Bob : La plupart du temps, les campagnes ne vous préparent pas au multijoueurs. Surtout si on tient compte de ce que nous voulions faire de celle-ci : quelque chose de très scénarisé, avec des concepts de gameplay originaux. En ne considérant pas la campagne solo comme une préparation au multijoueurs, ça nous a permis d'avoir plus de liberté pour créer une campagne et des missions plus intéressantes, autre chose que « voilà ta base, voilà celle de l'ennemi, va le tuer ». Et le mode « challenges » vous apprend des choses pragmatiques : comment utiliser les hotkeys, comment contrer des unités, comment arrêter un rush, etc. Cela permet aux joueurs de s'entrainer sur ces compétences particulières, histoire de survivre en multijoueurs.

Quelle est la situation en Corée du Sud pour le moment ? Le gouvernement voulait interdire le jeu aux moins de 18 ans, qu'en est-il aujourd'hui ?

Frank : On vient de représenter une nouvelle version du jeu et nous avons finalement obtenu une classification « 12 ans et plus ». Donc, c'est réglé.

Et ce sera le même jeu ?

Frank : En termes de gameplay, oui, ce sera exactement le même jeu. Vous savez, il est nécessaire de faire des ajustements pour les différentes régions du monde parce que les classifications ne sont pas les mêmes. En Allemagne, par exemple, on a dû remplacer le sang par un liquide noir. Voilà le genre de différences que vous pourrez voir, uniquement des retouches artistiques. Mais au niveau du gameplay, ce sera la même chose partout dans le monde.

Qu'en est-il des différentes formules de paiement ? En Russie, j'ai lu que vous alliez proposer le mode multijoueurs sous forme d'abonnement. Est-ce que chaque région du monde aura un business model particulier ?

Bob : Notre processus de « localisation » ne se cantonne pas aux textes et aux dialogues. On jauge aussi chaque marché et on détermine ce qui est le plus approprié pour chacun d'entre-eux, parce que de toute évidence, la situation économique n'est pas la même partout dans le monde. Il est probable qu'on fasse le même genre de choses en Amérique du Sud ou en Asie du Sud-Est.

Frank : C'est pour ça qu'on a des bureaux un peu partout dans le monde. Ils analysent le marché, établissent des recommandations qu'ils m'envoient.

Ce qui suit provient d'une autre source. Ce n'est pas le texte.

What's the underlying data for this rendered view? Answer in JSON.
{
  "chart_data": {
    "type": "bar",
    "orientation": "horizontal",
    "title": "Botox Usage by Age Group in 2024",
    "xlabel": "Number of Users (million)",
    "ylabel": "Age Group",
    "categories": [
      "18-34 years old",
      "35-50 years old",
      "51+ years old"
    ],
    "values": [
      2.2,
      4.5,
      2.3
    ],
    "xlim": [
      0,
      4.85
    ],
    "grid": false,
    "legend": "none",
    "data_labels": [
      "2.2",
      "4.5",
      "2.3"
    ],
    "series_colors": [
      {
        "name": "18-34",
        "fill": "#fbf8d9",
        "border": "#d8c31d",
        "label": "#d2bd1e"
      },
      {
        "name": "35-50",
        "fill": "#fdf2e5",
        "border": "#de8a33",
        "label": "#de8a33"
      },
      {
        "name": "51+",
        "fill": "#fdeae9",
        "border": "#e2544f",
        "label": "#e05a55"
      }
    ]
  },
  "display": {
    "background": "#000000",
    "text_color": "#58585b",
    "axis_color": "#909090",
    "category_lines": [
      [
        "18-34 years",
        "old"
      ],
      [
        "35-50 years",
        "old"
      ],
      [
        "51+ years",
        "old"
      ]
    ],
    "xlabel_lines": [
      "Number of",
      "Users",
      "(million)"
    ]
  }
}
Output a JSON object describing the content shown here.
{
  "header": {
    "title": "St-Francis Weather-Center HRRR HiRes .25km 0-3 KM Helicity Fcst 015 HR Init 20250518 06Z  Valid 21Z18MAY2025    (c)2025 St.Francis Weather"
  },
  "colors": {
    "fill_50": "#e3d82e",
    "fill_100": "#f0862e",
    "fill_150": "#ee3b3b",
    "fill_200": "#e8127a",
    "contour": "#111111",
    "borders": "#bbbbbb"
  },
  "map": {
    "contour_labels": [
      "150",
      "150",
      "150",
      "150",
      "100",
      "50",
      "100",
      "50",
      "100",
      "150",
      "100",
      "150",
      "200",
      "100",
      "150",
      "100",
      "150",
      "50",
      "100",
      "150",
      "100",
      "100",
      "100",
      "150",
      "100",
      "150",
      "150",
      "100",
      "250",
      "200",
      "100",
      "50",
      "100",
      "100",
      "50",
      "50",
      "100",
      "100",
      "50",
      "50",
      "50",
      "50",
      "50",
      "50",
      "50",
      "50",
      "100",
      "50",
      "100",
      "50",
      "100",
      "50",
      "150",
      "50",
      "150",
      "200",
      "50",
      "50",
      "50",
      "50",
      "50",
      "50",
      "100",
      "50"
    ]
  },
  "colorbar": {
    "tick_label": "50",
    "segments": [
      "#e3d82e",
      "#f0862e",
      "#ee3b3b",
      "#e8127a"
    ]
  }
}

Et ensuite, ma tête se met à tourner.

Frank Pearce

Vice-président et co-fondateur de Blizzard à l'époque où la société s'appelait Silicon & Synapse, en 1991, Frank Pearce est aussi le producteur exécutif de Starcraft II. Il l'était également sur World of Warcraft, le plus gros succès du développeur, et, d'une manière générale, Frank est en charge de tous les développements produits chez Blizzard Entertainment.

Bob Colayco

Ancien critique sur le site américain GameSpot, Bob Colayco a rejoint Blizzard Entertainment en tant qu'attaché de presse avant le lancement de World of Warcraft : The Burning Crusade, première extension du MMORPG, sortie en 2007.